You can certainly setup a Bazel environment where all dependencies are vendored in your own repo and everything is built from source. This is what Google does, and I’m sure some other large organizations using Bazel are as well.

But as a matter of practicality, modern Bazel usages regularly pull pre-built, sha256-verified third-party dependencies. The hermeticity comes from knowing all inputs to an action - some of which may have been downloaded - and preventing (or trying to) undeclared inputs from being available.

There is a -gnu variant built against glibc 2.17 which I believe is what most are using. I don’t interpret “standalone” as “statically linked”, but rather that you just download, extract, and run, without worrying about any install processes or assumed layouts on the host system. The system requirements for the different build variants are described here.

Indeed, nested parallelization seems like a solveable problem with the proper interfaces and plumbing. The build rule needs to tell Bazel how many cpus it plans to consume (I believe this is possible) and also tell the build process how many cpus should be consumed.

1 Like

Is the thinking that the better packaging world would have prebuilt none python code packaged?
With out that each python package that needs a non python dependency would be building it for themselves, like now.

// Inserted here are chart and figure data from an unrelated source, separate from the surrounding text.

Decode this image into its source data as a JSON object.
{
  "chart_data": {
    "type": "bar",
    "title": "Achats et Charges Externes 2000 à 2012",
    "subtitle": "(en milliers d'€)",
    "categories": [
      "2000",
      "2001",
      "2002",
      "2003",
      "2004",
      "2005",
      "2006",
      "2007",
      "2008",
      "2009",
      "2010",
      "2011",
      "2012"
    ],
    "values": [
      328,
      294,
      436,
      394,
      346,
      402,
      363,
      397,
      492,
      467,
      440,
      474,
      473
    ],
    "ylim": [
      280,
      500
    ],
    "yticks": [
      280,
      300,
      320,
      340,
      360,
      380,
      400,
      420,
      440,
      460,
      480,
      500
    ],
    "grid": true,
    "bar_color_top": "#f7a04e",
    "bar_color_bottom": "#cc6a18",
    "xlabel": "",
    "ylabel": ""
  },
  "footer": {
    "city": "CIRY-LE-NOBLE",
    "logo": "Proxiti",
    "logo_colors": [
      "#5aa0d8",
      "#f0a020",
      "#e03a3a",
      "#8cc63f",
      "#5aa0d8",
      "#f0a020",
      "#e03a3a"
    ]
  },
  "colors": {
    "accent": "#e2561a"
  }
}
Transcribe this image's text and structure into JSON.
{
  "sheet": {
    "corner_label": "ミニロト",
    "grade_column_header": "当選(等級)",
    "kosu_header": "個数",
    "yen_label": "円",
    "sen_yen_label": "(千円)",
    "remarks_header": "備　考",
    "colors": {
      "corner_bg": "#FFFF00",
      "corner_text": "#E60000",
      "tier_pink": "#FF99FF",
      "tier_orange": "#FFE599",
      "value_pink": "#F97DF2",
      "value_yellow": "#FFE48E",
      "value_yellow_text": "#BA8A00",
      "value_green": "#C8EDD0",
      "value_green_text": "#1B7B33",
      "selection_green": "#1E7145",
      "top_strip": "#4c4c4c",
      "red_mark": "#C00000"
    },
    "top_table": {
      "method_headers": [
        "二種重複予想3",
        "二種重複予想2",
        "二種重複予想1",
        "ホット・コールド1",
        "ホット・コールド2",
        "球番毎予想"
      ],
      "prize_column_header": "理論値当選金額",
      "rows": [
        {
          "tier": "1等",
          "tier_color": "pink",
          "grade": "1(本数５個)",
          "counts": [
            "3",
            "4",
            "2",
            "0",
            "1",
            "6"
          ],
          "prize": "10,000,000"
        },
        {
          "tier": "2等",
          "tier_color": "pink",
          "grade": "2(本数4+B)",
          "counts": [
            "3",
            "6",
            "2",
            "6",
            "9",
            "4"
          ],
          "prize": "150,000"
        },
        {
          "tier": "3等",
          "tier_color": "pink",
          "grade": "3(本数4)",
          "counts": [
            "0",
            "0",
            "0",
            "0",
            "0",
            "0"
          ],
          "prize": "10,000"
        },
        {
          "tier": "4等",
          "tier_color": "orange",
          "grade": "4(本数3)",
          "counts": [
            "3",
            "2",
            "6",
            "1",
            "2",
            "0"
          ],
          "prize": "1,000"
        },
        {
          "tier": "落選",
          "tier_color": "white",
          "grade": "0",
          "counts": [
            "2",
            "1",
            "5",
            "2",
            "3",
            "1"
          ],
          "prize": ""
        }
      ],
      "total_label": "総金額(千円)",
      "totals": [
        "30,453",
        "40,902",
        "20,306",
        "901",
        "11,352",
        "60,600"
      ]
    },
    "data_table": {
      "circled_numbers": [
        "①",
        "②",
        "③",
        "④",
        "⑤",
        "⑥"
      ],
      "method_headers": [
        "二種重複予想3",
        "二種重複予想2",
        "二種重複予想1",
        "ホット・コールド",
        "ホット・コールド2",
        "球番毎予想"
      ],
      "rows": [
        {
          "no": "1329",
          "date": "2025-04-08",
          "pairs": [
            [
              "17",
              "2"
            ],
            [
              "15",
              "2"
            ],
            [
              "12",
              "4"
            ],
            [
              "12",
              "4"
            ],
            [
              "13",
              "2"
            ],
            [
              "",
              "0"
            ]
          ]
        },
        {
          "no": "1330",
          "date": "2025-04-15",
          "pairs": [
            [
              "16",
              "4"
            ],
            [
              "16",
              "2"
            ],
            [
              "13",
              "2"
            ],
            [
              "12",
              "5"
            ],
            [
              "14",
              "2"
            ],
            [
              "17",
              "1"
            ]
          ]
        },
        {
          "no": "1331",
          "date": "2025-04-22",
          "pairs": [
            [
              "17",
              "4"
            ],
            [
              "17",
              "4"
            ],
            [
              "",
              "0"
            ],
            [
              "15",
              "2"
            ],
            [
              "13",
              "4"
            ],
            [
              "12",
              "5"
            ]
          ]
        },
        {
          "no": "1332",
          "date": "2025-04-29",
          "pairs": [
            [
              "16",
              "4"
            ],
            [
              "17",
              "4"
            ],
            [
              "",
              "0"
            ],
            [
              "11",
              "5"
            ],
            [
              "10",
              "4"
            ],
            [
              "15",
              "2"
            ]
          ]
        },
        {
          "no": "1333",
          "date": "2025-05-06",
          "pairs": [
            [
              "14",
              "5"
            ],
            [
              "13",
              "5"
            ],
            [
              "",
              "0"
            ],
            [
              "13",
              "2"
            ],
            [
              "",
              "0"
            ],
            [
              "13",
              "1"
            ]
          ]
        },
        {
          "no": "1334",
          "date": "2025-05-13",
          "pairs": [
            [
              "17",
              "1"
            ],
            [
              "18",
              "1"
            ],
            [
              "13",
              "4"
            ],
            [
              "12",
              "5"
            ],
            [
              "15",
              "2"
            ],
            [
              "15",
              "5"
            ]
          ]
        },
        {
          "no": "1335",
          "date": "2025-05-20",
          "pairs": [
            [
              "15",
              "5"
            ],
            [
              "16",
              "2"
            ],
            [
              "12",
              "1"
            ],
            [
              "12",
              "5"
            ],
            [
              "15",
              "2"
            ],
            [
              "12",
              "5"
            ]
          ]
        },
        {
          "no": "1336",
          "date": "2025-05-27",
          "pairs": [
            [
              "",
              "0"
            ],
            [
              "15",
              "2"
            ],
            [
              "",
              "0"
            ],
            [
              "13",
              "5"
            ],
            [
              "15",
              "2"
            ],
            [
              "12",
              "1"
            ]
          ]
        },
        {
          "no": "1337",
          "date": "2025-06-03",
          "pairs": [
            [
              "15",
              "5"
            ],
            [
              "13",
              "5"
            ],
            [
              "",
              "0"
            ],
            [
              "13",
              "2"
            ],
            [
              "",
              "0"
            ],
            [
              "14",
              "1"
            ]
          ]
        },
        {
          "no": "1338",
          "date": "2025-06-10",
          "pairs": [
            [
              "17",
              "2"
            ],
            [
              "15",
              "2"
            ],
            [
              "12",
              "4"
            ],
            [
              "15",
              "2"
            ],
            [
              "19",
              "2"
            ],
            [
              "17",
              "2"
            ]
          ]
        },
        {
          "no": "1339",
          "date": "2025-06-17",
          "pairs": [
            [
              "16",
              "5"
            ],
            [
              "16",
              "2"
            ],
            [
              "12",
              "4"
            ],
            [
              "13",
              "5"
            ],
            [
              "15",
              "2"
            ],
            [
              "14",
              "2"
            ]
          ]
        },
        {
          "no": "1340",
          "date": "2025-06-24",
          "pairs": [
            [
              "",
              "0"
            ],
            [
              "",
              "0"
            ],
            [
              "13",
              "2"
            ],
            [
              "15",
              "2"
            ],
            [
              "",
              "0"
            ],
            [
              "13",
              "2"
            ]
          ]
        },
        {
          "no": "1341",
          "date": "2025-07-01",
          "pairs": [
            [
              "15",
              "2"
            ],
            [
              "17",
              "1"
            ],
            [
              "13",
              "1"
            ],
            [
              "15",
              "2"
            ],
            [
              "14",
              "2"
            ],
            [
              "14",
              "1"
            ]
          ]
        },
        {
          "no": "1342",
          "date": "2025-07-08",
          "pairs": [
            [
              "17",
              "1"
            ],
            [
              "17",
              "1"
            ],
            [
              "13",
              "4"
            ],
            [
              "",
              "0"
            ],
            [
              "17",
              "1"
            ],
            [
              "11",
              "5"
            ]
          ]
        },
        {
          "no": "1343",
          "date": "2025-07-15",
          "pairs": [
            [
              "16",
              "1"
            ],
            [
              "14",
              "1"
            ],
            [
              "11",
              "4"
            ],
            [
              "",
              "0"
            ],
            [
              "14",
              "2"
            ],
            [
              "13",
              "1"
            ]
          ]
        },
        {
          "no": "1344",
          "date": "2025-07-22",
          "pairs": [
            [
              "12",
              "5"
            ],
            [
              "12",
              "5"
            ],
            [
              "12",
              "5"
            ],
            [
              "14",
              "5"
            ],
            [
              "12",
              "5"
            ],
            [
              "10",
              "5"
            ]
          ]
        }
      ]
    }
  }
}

On macOS is that homebrew?
On windows is that the Windows Package Manager? Windows Package Manager 1.3 - Windows Command Line

(Maintainer of Briefcase (part of the BeeWare suite) which is either a user of packaging tools, or a packaging tool itself, depending on your definitions)

This thread has done a good job at highlighting that packaging is a complex problem for a variety of technical and historical reasons. However, IMHO, the biggest issue that exists isn’t technical - it’s communication.

For me, the most revealing part of the statement that “there are too many tools, and users are not sure which ones to use” isn’t that there are too many tools. The important part is that unless you’re knee-deep in discussions about packaging, it isn’t currently clear which of those tools should be used - and, the fact that it isn’t clear which one to use is, at least in part, the cause of there being too many tools.

As an example - the tutorial was updated 6 months ago to use Hatch in its examples. This would seem to indicate a significant signal from the PyPA that Hatch is a “new default”; but I’m not aware of any formal statement of that intent. What does this decision mean for Setuptools (the old default)? Should it be considered deprecated? Should existing projects migrate to Hatch (or anticipate a migration in future - and if so, on what timeframe)? What does the introduction of Hatch as a new default mean for Flit, which is also a PyPA managed tool? How does this decision fit into the longer term vision and plans of PyPA members?

Whatever the outcome of the technical aspects of this (and future) strategy discussions, I’d suggest that the process of communicating that strategy - and communicating progress towards the desired future state - is just as important (if not more so) than the strategy itself. This is especially important given it’s going to take months or years to converge on that future state.

I acknowledge that the PyPA is more of an “accumulation of interested parties” rather than a formal standard-setting body. However, even an informal statement declaring a vision and desired future state for Python packaging would be invaluable in terms of setting community expectations, generating convergence towards that desired future state, and guiding the contributions of those who might be inclined to help get there.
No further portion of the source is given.